1. What Screws are Ideal for Fencing?
The ideal screws to use for fence boards are stainless steel and polymer-coated exterior screws. However, for attaching fence rails to fence posts, structural screws rated for exterior use are the best.
2. How Many Screws Should There be in Your Fence Panel?
For each rail, you will need two screws to attach 1 x 6ft pickets to the 2 x 4ft backer rails. So if you’re installing 6ft-high pickets, you’ll need three rails, and each picket will have a total of six screws.
3. Should I Leave a Gap Between Fence Boards?
There should be a ⅝” to ½” space between boards for a wood fence. There shouldn’t be any space for vinyl fence boards, while horizontal fence boards should have ¼” to 1″ space. If you are going for a picket fence, the necessary space for it should be 2 ½”.

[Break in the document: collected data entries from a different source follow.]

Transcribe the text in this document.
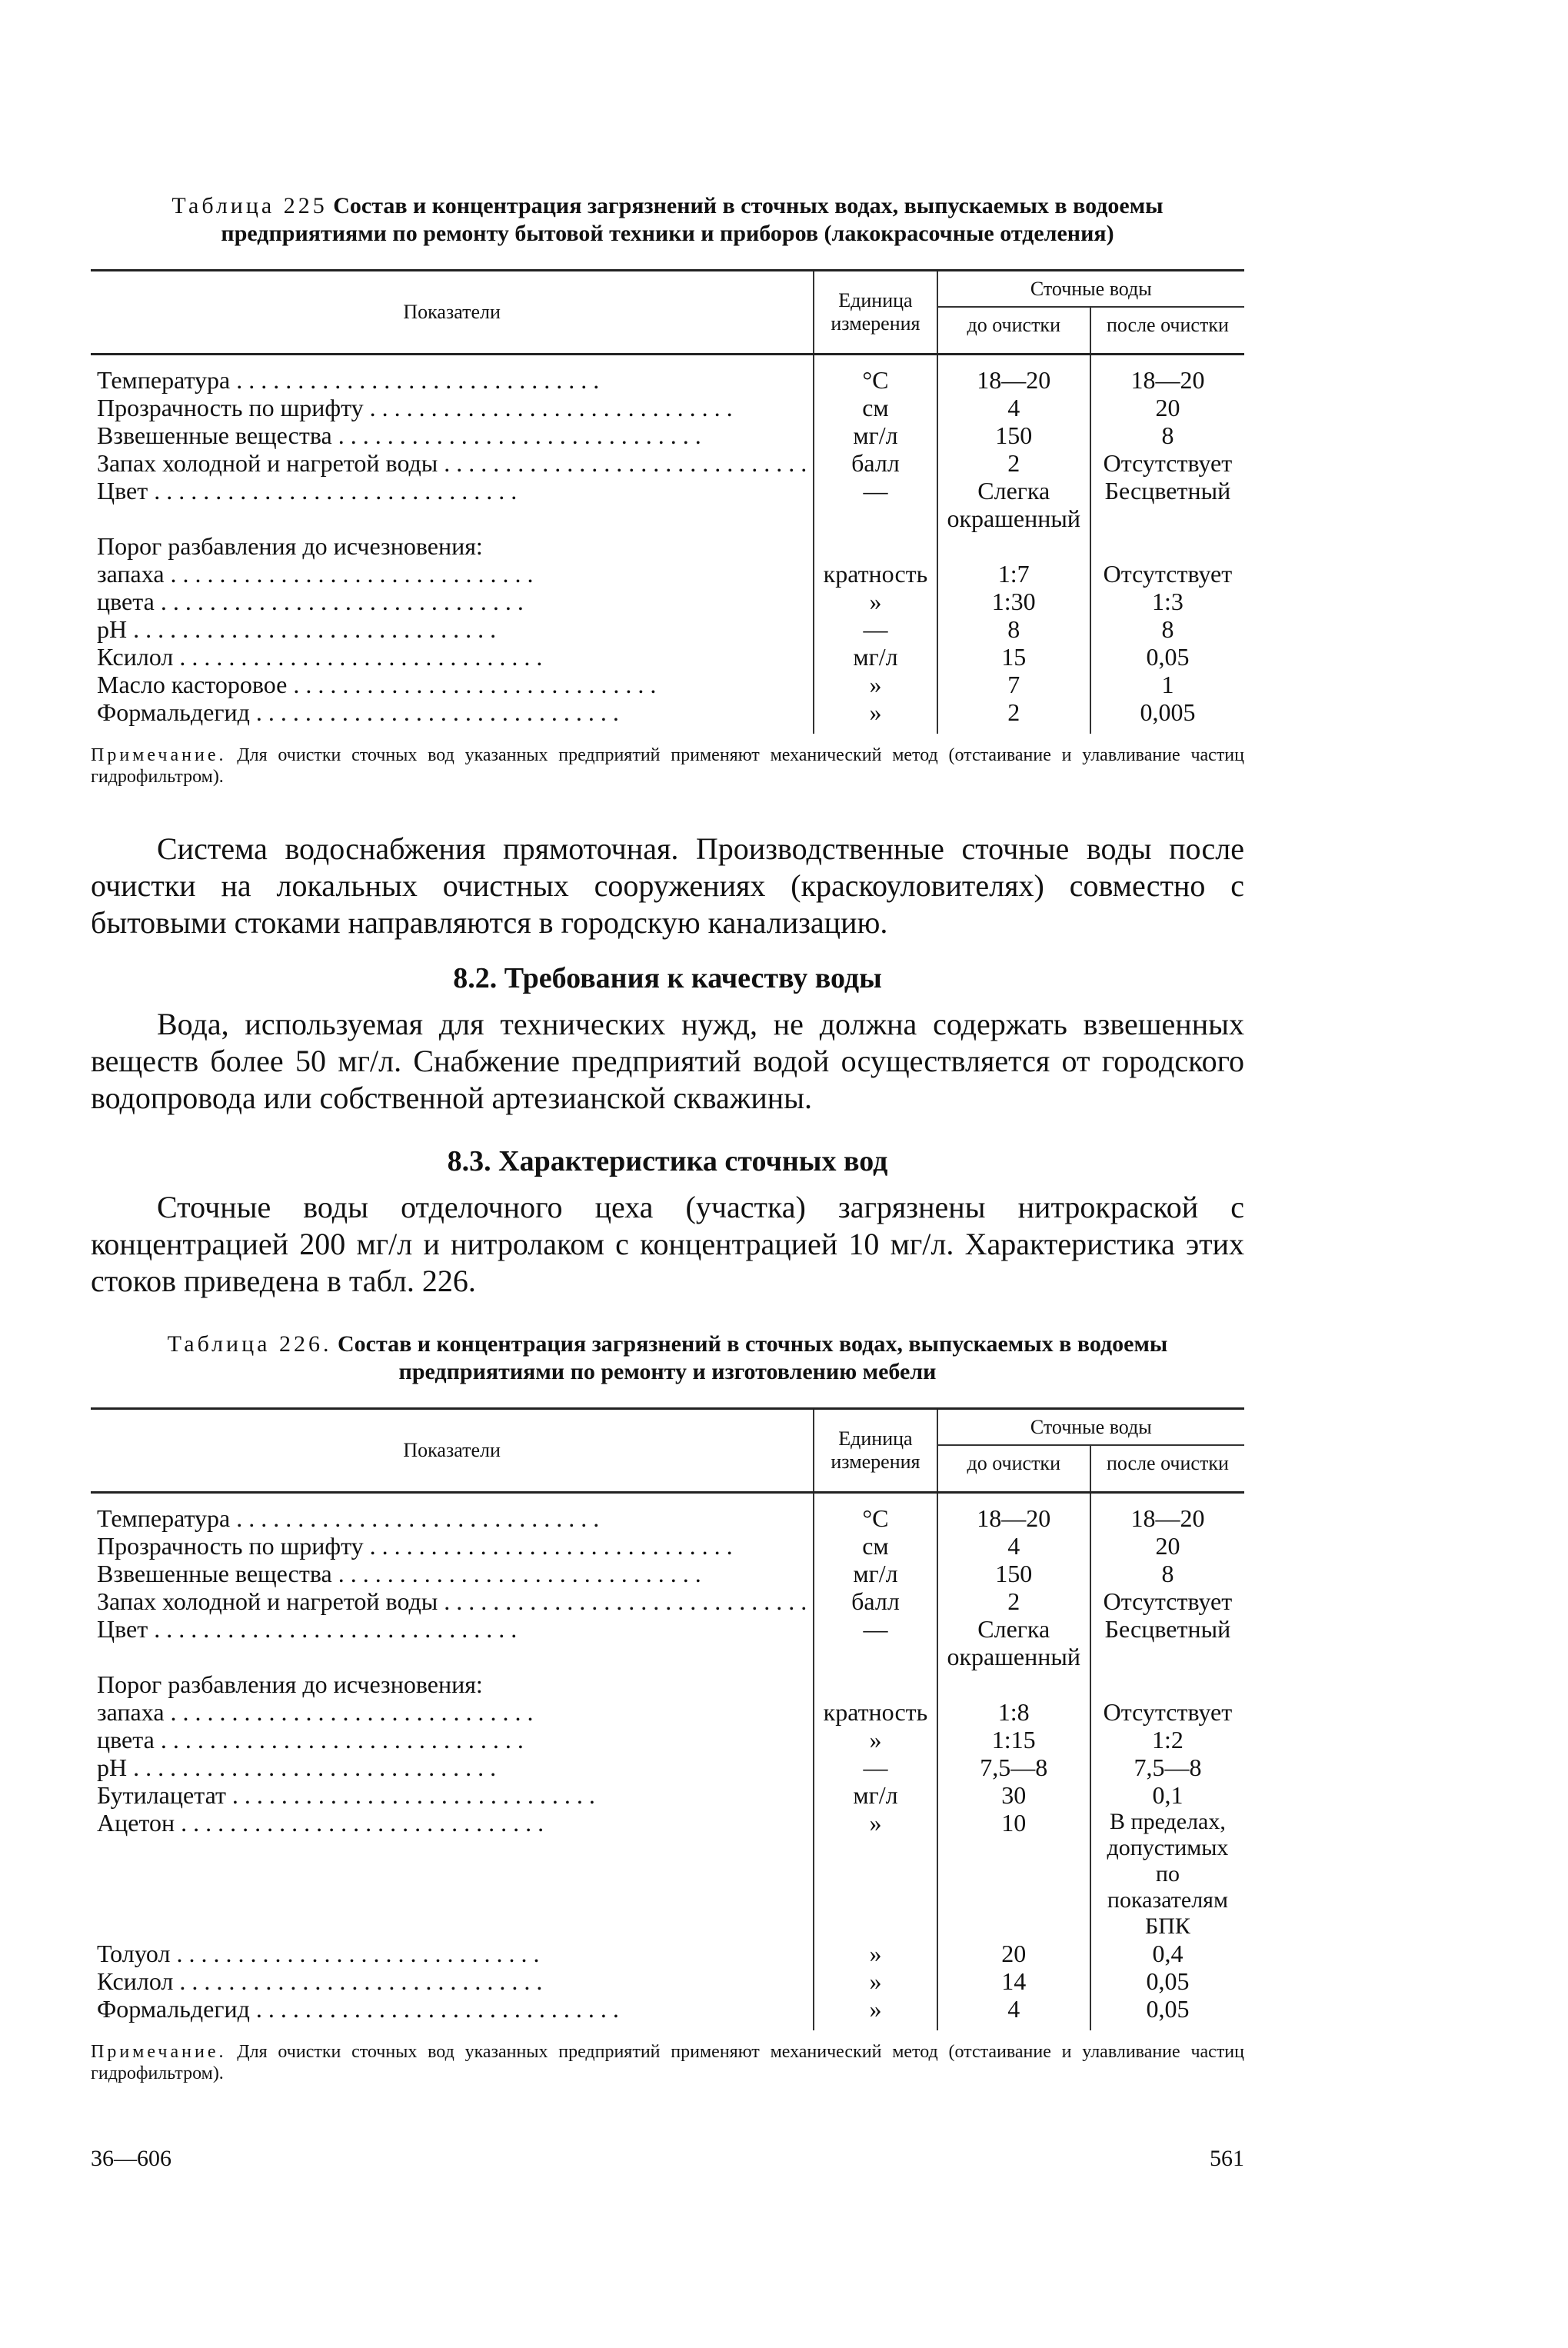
Таблица 225 Состав и концентрация загрязнений в сточных водах, выпускаемых в водоемы предприятиями по ремонту бытовой техники и приборов (лакокрасочные отделения)

Показатели	Единица измерения	Сточные воды	
		до очистки	после очистки
Температура . . .	°С	18—20	18—20
Прозрачность по шрифту . . .	см	4	20
Взвешенные вещества . . .	мг/л	150	8
Запах холодной и нагретой воды . . .	балл	2	Отсутствует
Цвет . . .	—	Слегка окрашенный	Бесцветный
Порог разбавления до исчезновения:			
запаха . . .	кратность	1:7	Отсутствует
цвета . . .	»	1:30	1:3
pH . . .	—	8	8
Ксилол . . .	мг/л	15	0,05
Масло касторовое . . .	»	7	1
Формальдегид . . .	»	2	0,005

Примечание. Для очистки сточных вод указанных предприятий применяют механический метод (отстаивание и улавливание частиц гидрофильтром).

Система водоснабжения прямоточная. Производственные сточные воды после очистки на локальных очистных сооружениях (краскоуловителях) совместно с бытовыми стоками направляются в городскую канализацию.

8.2. Требования к качеству воды

Вода, используемая для технических нужд, не должна содержать взвешенных веществ более 50 мг/л. Снабжение предприятий водой осуществляется от городского водопровода или собственной артезианской скважины.

8.3. Характеристика сточных вод

Сточные воды отделочного цеха (участка) загрязнены нитрокраской с концентрацией 200 мг/л и нитролаком с концентрацией 10 мг/л. Характеристика этих стоков приведена в табл. 226.

Таблица 226. Состав и концентрация загрязнений в сточных водах, выпускаемых в водоемы предприятиями по ремонту и изготовлению мебели

Показатели	Единица измерения	Сточные воды	
		до очистки	после очистки
Температура . . .	°С	18—20	18—20
Прозрачность по шрифту . . .	см	4	20
Взвешенные вещества . . .	мг/л	150	8
Запах холодной и нагретой воды . . .	балл	2	Отсутствует
Цвет . . .	—	Слегка окрашенный	Бесцветный
Порог разбавления до исчезновения:			
запаха . . .	кратность	1:8	Отсутствует
цвета . . .	»	1:15	1:2
pH . . .	—	7,5—8	7,5—8
Бутилацетат . . .	мг/л	30	0,1
Ацетон . . .	»	10	В пределах, допустимых по показателям БПК
Толуол . . .	»	20	0,4
Ксилол . . .	»	14	0,05
Формальдегид . . .	»	4	0,05

Примечание. Для очистки сточных вод указанных предприятий применяют механический метод (отстаивание и улавливание частиц гидрофильтром).

36—606	561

To summarize, when attaching pre-assembled panels to fence posts, your fence screws should be 3 ½” to 4″ long. In addition, you will need 1 ½” fence screws when attaching individual pickets to backer rails.
Here are quick steps to follow when choosing the best fastener for your wood fence project:
- Determine the type of screws you need to use for your fence
- Select a fastener material that is suitable for the type of wood you plan to use
- Identify the right length and gauge of the fastener based on your fence installation project
For fasteners, you can choose from numerous options available. But, of course, it will be much easier to decide if you have a solid understanding of the wood you’re using.
Also, remember that it’s best to invest in the appropriate screws. If you install your fence with cheap and low-quality interior screws, you’ll end up spending more to replace the fence. Aside from money, it will also waste your time.
Use the proper screws when installing a new fence, and you’ll be happy with your DIY project.